Nine Delaware school districts and charter schools will receive a combined $1 million in so-called state Opportunity Grants to benefit low-income students and those learning English, Gov. John Carney’s office announced Wednesday.
The money, which is $4 million less than the Wilmington Education Improvement Commission had sought for city schools alone, will be spread across Delaware. The money is also being allocated during a year when Carney and lawmakers cut $26 million from K-12 public education funding.
The biggest opportunity grant is $200,000 to Colonial School District in northern New Castle to train teachers to help students at suburban schools who have been exposed to trauma. The smallest was $88,656 to Caesar Rodney School District south of Dover so Caesar Rodney High can provide “trauma-informed supports” and other services to its can 750 students who are learning English.
Students can be adversely affected in the classroom by a variety of trauma in their life — from physical and emotional abuse and neglect to a family death, living in a chaotic or violent home or neighborhood, or from bullying in schools, according to traumaawareschools.com, the website of The Treatment and Services Adaption Center.

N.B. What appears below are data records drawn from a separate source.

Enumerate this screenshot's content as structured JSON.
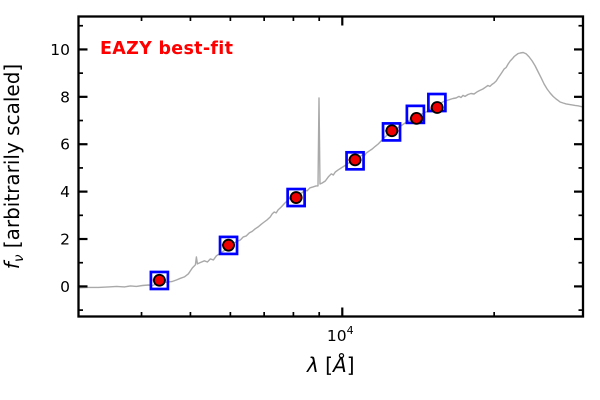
{
  "figure": {
    "background": "#ffffff",
    "annotation": {
      "text": "EAZY best-fit",
      "color": "#ff0000"
    }
  },
  "chart_data": {
    "type": "line",
    "title": "",
    "x_scale": "log",
    "xlim": [
      3000,
      30000
    ],
    "ylim": [
      -1.27,
      11.39
    ],
    "grid": false,
    "legend": "none",
    "xlabel_parts": [
      {
        "t": "λ",
        "style": "italic"
      },
      {
        "t": " [",
        "style": "normal"
      },
      {
        "t": "Å",
        "style": "italic"
      },
      {
        "t": "]",
        "style": "normal"
      }
    ],
    "ylabel_parts": [
      {
        "t": "f",
        "style": "italic"
      },
      {
        "t": "ν",
        "style": "sub-italic"
      },
      {
        "t": " [arbitrarily scaled]",
        "style": "normal"
      }
    ],
    "x_ticks": {
      "major": [
        {
          "value": 10000,
          "mantissa": "10",
          "exponent": "4"
        }
      ],
      "minor": [
        4000,
        5000,
        6000,
        7000,
        8000,
        9000,
        20000,
        30000
      ]
    },
    "y_ticks": {
      "major": [
        {
          "value": 0,
          "label": "0"
        },
        {
          "value": 2,
          "label": "2"
        },
        {
          "value": 4,
          "label": "4"
        },
        {
          "value": 6,
          "label": "6"
        },
        {
          "value": 8,
          "label": "8"
        },
        {
          "value": 10,
          "label": "10"
        }
      ],
      "minor": [
        -1,
        1,
        3,
        5,
        7,
        9,
        11
      ]
    },
    "series": [
      {
        "name": "eazy-model-spectrum",
        "type": "line",
        "color": "#a9a9a9",
        "linewidth": 1.4,
        "points": [
          [
            3001,
            -0.06
          ],
          [
            3141,
            -0.04
          ],
          [
            3287,
            -0.04
          ],
          [
            3441,
            -0.02
          ],
          [
            3569,
            0.0
          ],
          [
            3701,
            -0.02
          ],
          [
            3803,
            0.02
          ],
          [
            3908,
            0.0
          ],
          [
            4018,
            0.04
          ],
          [
            4128,
            0.06
          ],
          [
            4205,
            0.04
          ],
          [
            4283,
            0.11
          ],
          [
            4361,
            0.15
          ],
          [
            4441,
            0.17
          ],
          [
            4523,
            0.19
          ],
          [
            4607,
            0.21
          ],
          [
            4691,
            0.27
          ],
          [
            4777,
            0.34
          ],
          [
            4865,
            0.4
          ],
          [
            4954,
            0.53
          ],
          [
            5045,
            0.78
          ],
          [
            5115,
            0.91
          ],
          [
            5138,
            1.24
          ],
          [
            5161,
            0.95
          ],
          [
            5233,
            1.01
          ],
          [
            5329,
            1.08
          ],
          [
            5402,
            1.03
          ],
          [
            5477,
            1.16
          ],
          [
            5552,
            1.12
          ],
          [
            5629,
            1.29
          ],
          [
            5706,
            1.37
          ],
          [
            5784,
            1.46
          ],
          [
            5864,
            1.54
          ],
          [
            5944,
            1.65
          ],
          [
            6026,
            1.75
          ],
          [
            6109,
            1.84
          ],
          [
            6193,
            1.9
          ],
          [
            6278,
            1.96
          ],
          [
            6364,
            2.09
          ],
          [
            6452,
            2.13
          ],
          [
            6540,
            2.26
          ],
          [
            6630,
            2.32
          ],
          [
            6721,
            2.43
          ],
          [
            6814,
            2.51
          ],
          [
            6907,
            2.62
          ],
          [
            7002,
            2.72
          ],
          [
            7098,
            2.81
          ],
          [
            7195,
            2.93
          ],
          [
            7261,
            3.06
          ],
          [
            7328,
            3.14
          ],
          [
            7395,
            3.1
          ],
          [
            7462,
            3.23
          ],
          [
            7565,
            3.35
          ],
          [
            7669,
            3.48
          ],
          [
            7774,
            3.61
          ],
          [
            7881,
            3.73
          ],
          [
            7989,
            3.78
          ],
          [
            8099,
            3.8
          ],
          [
            8210,
            3.9
          ],
          [
            8322,
            3.95
          ],
          [
            8437,
            4.07
          ],
          [
            8514,
            4.03
          ],
          [
            8631,
            4.16
          ],
          [
            8750,
            4.2
          ],
          [
            8870,
            4.24
          ],
          [
            8952,
            4.24
          ],
          [
            8993,
            7.95
          ],
          [
            9034,
            4.32
          ],
          [
            9117,
            4.36
          ],
          [
            9253,
            4.45
          ],
          [
            9380,
            4.62
          ],
          [
            9510,
            4.75
          ],
          [
            9598,
            4.7
          ],
          [
            9685,
            4.83
          ],
          [
            9819,
            4.92
          ],
          [
            9954,
            5.0
          ],
          [
            10092,
            5.08
          ],
          [
            10231,
            5.17
          ],
          [
            10371,
            5.25
          ],
          [
            10514,
            5.32
          ],
          [
            10658,
            5.38
          ],
          [
            10805,
            5.46
          ],
          [
            10954,
            5.55
          ],
          [
            11055,
            5.51
          ],
          [
            11156,
            5.63
          ],
          [
            11310,
            5.72
          ],
          [
            11465,
            5.8
          ],
          [
            11623,
            5.91
          ],
          [
            11782,
            6.01
          ],
          [
            11944,
            6.14
          ],
          [
            12110,
            6.27
          ],
          [
            12275,
            6.39
          ],
          [
            12444,
            6.5
          ],
          [
            12616,
            6.58
          ],
          [
            12789,
            6.65
          ],
          [
            12965,
            6.73
          ],
          [
            13143,
            6.81
          ],
          [
            13323,
            6.9
          ],
          [
            13507,
            6.98
          ],
          [
            13692,
            7.05
          ],
          [
            13881,
            7.11
          ],
          [
            14071,
            7.17
          ],
          [
            14265,
            7.24
          ],
          [
            14461,
            7.3
          ],
          [
            14659,
            7.36
          ],
          [
            14861,
            7.45
          ],
          [
            15065,
            7.53
          ],
          [
            15273,
            7.62
          ],
          [
            15482,
            7.68
          ],
          [
            15695,
            7.74
          ],
          [
            15911,
            7.81
          ],
          [
            16129,
            7.85
          ],
          [
            16351,
            7.89
          ],
          [
            16576,
            7.93
          ],
          [
            16803,
            7.95
          ],
          [
            17034,
            8.02
          ],
          [
            17190,
            7.97
          ],
          [
            17347,
            8.06
          ],
          [
            17505,
            8.02
          ],
          [
            17746,
            8.1
          ],
          [
            17990,
            8.14
          ],
          [
            18238,
            8.12
          ],
          [
            18489,
            8.21
          ],
          [
            18743,
            8.27
          ],
          [
            19001,
            8.33
          ],
          [
            19262,
            8.42
          ],
          [
            19439,
            8.48
          ],
          [
            19617,
            8.44
          ],
          [
            19798,
            8.52
          ],
          [
            20000,
            8.59
          ],
          [
            20184,
            8.67
          ],
          [
            20369,
            8.8
          ],
          [
            20556,
            8.92
          ],
          [
            20745,
            9.05
          ],
          [
            20935,
            9.18
          ],
          [
            21128,
            9.24
          ],
          [
            21322,
            9.39
          ],
          [
            21518,
            9.51
          ],
          [
            21716,
            9.6
          ],
          [
            21915,
            9.7
          ],
          [
            22117,
            9.77
          ],
          [
            22320,
            9.83
          ],
          [
            22525,
            9.85
          ],
          [
            22835,
            9.87
          ],
          [
            23149,
            9.81
          ],
          [
            23467,
            9.68
          ],
          [
            23789,
            9.51
          ],
          [
            24116,
            9.3
          ],
          [
            24448,
            9.05
          ],
          [
            24784,
            8.8
          ],
          [
            25125,
            8.54
          ],
          [
            25470,
            8.33
          ],
          [
            25820,
            8.16
          ],
          [
            26175,
            8.02
          ],
          [
            26535,
            7.91
          ],
          [
            26777,
            7.85
          ],
          [
            27021,
            7.78
          ],
          [
            27393,
            7.74
          ],
          [
            27769,
            7.7
          ],
          [
            28151,
            7.68
          ],
          [
            28538,
            7.66
          ],
          [
            28930,
            7.64
          ],
          [
            29328,
            7.62
          ],
          [
            30000,
            7.57
          ]
        ]
      },
      {
        "name": "model-photometry",
        "type": "scatter",
        "marker": "open-square",
        "color": "#0000ff",
        "size": 17,
        "points": [
          [
            4340,
            0.25
          ],
          [
            5950,
            1.73
          ],
          [
            8100,
            3.75
          ],
          [
            10600,
            5.3
          ],
          [
            12520,
            6.52
          ],
          [
            13960,
            7.26
          ],
          [
            15400,
            7.76
          ]
        ]
      },
      {
        "name": "observed-photometry",
        "type": "scatter",
        "marker": "filled-circle",
        "color": "#ee0000",
        "edge_color": "#000000",
        "xerr_frac": 0.03,
        "size": 11,
        "points": [
          [
            4340,
            0.26
          ],
          [
            5950,
            1.74
          ],
          [
            8100,
            3.75
          ],
          [
            10600,
            5.34
          ],
          [
            12540,
            6.57
          ],
          [
            14030,
            7.09
          ],
          [
            15420,
            7.55
          ]
        ]
      }
    ]
  }
}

In a trauma-informed school, educators and others are “prepared to recognize and respond to those who have been impacted by traumatic stress,” the website says. “Students are provided with clear expectations and communication strategies to guide them through stressful situations. The goal is to not only provide tools to cope with extreme situations but to create an underlying culture of respect and support.”

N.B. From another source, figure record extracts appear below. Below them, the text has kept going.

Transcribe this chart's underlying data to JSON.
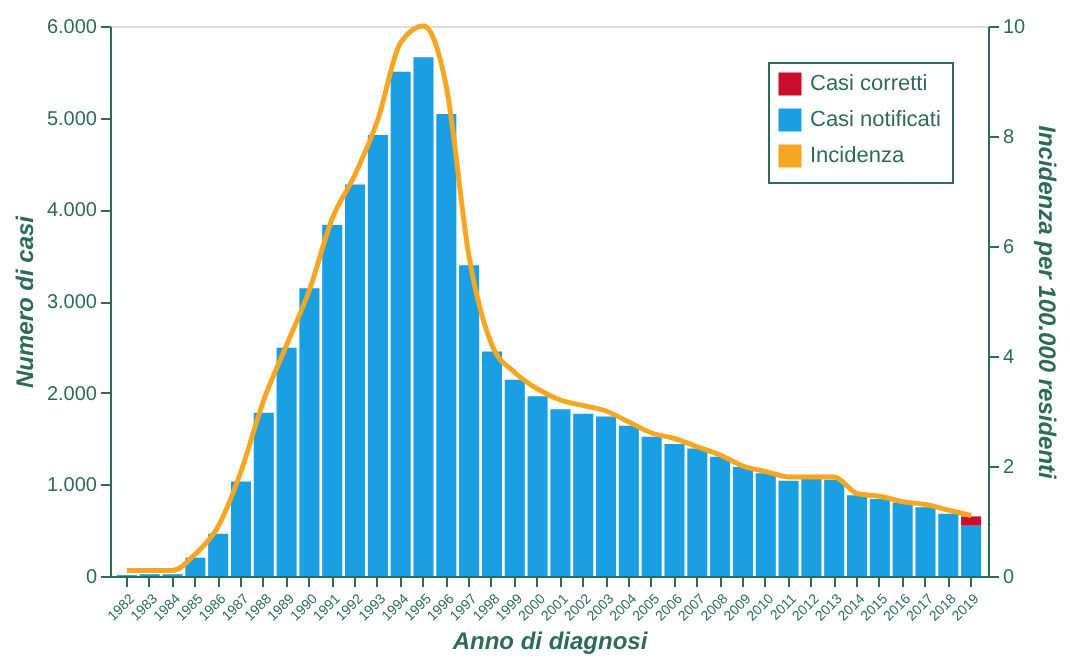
{
  "chart_data": {
    "type": "bar",
    "stacked": true,
    "xlabel": "Anno di diagnosi",
    "ylabel": "Numero di casi",
    "y2label": "Incidenza per 100.000 residenti",
    "categories": [
      "1982",
      "1983",
      "1984",
      "1985",
      "1986",
      "1987",
      "1988",
      "1989",
      "1990",
      "1991",
      "1992",
      "1993",
      "1994",
      "1995",
      "1996",
      "1997",
      "1998",
      "1999",
      "2000",
      "2001",
      "2002",
      "2003",
      "2004",
      "2005",
      "2006",
      "2007",
      "2008",
      "2009",
      "2010",
      "2011",
      "2012",
      "2013",
      "2014",
      "2015",
      "2016",
      "2017",
      "2018",
      "2019"
    ],
    "series": [
      {
        "name": "Casi notificati",
        "color": "#1a9fe3",
        "values": [
          10,
          20,
          20,
          200,
          460,
          1030,
          1780,
          2490,
          3140,
          3830,
          4270,
          4810,
          5500,
          5660,
          5040,
          3390,
          2450,
          2140,
          1960,
          1820,
          1770,
          1740,
          1640,
          1520,
          1440,
          1390,
          1300,
          1190,
          1120,
          1040,
          1060,
          1050,
          880,
          840,
          800,
          750,
          680,
          550
        ]
      },
      {
        "name": "Casi corretti",
        "color": "#c8102e",
        "values": [
          null,
          null,
          null,
          null,
          null,
          null,
          null,
          null,
          null,
          null,
          null,
          null,
          null,
          null,
          null,
          null,
          null,
          null,
          null,
          null,
          null,
          null,
          null,
          null,
          null,
          null,
          null,
          null,
          null,
          null,
          null,
          null,
          null,
          null,
          null,
          null,
          null,
          100
        ]
      },
      {
        "name": "Incidenza",
        "type": "line",
        "axis": "y2",
        "color": "#f5a623",
        "values": [
          0.1,
          0.1,
          0.1,
          0.4,
          0.9,
          1.9,
          3.2,
          4.2,
          5.2,
          6.5,
          7.3,
          8.3,
          9.7,
          10.0,
          8.9,
          5.8,
          4.2,
          3.7,
          3.4,
          3.2,
          3.1,
          3.0,
          2.8,
          2.6,
          2.5,
          2.35,
          2.2,
          2.0,
          1.9,
          1.8,
          1.8,
          1.8,
          1.5,
          1.45,
          1.35,
          1.3,
          1.2,
          1.1
        ]
      }
    ],
    "ylim": [
      0,
      6000
    ],
    "yticks": [
      0,
      {
        "value": 1000,
        "label": "1.000"
      },
      {
        "value": 2000,
        "label": "2.000"
      },
      {
        "value": 3000,
        "label": "3.000"
      },
      {
        "value": 4000,
        "label": "4.000"
      },
      {
        "value": 5000,
        "label": "5.000"
      },
      {
        "value": 6000,
        "label": "6.000"
      }
    ],
    "y2lim": [
      0,
      10
    ],
    "y2ticks": [
      0,
      2,
      4,
      6,
      8,
      10
    ],
    "legend": "top right",
    "grid": false
  }
}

Carney said in a written statement that the Delaware Department of Education is “working hard to provide schools and educators with the tools they need to more effectively serve students from disadvantaged backgrounds, and close the achievement gap” between low-income students and those of means.
For example, in sixth-grade English, only 34 percent of low-income students were considered “proficient” in the Smarter Balanced standardized tests administered across Delaware, compared with 63 percent of students who were not from low-income households.
The governor said he expects schools receiving the grants to make progress and “will urge them to share their successes with their fellow educators across the state.”
Carney has also created an Office of Innovation and Improvement aimed at helping high-poverty, low-performance schools, especially those in Wilmington.
Among the Wilmington schools receiving a grant is Elbert-Palmer Elementary School, which will get $106,832 to provide resources for students and families dealing with complex trauma. Elbert-Palmer’s district, Christina is “focused on treating trauma as part of a larger effort to reduce student suspensions, increase student attendance, elevate student achievement, and more,” Carney’s office said.
Elbert-Palmer’s principal, Gina Moody, said her “staff will be given resources to become more informed practitioners who engage with students with various social and emotional needs.”
Also receiving money are Red Clay School District’s Richardson Park Elementary, Brandywine district’s Mount Pleasant Elementary, Great Oaks Charter School, Kuumba Academy Charter School, Las Americas Aspira Charter School and Woodbridge district’s Early Childhood Center and Phillis Wheatley Elementary.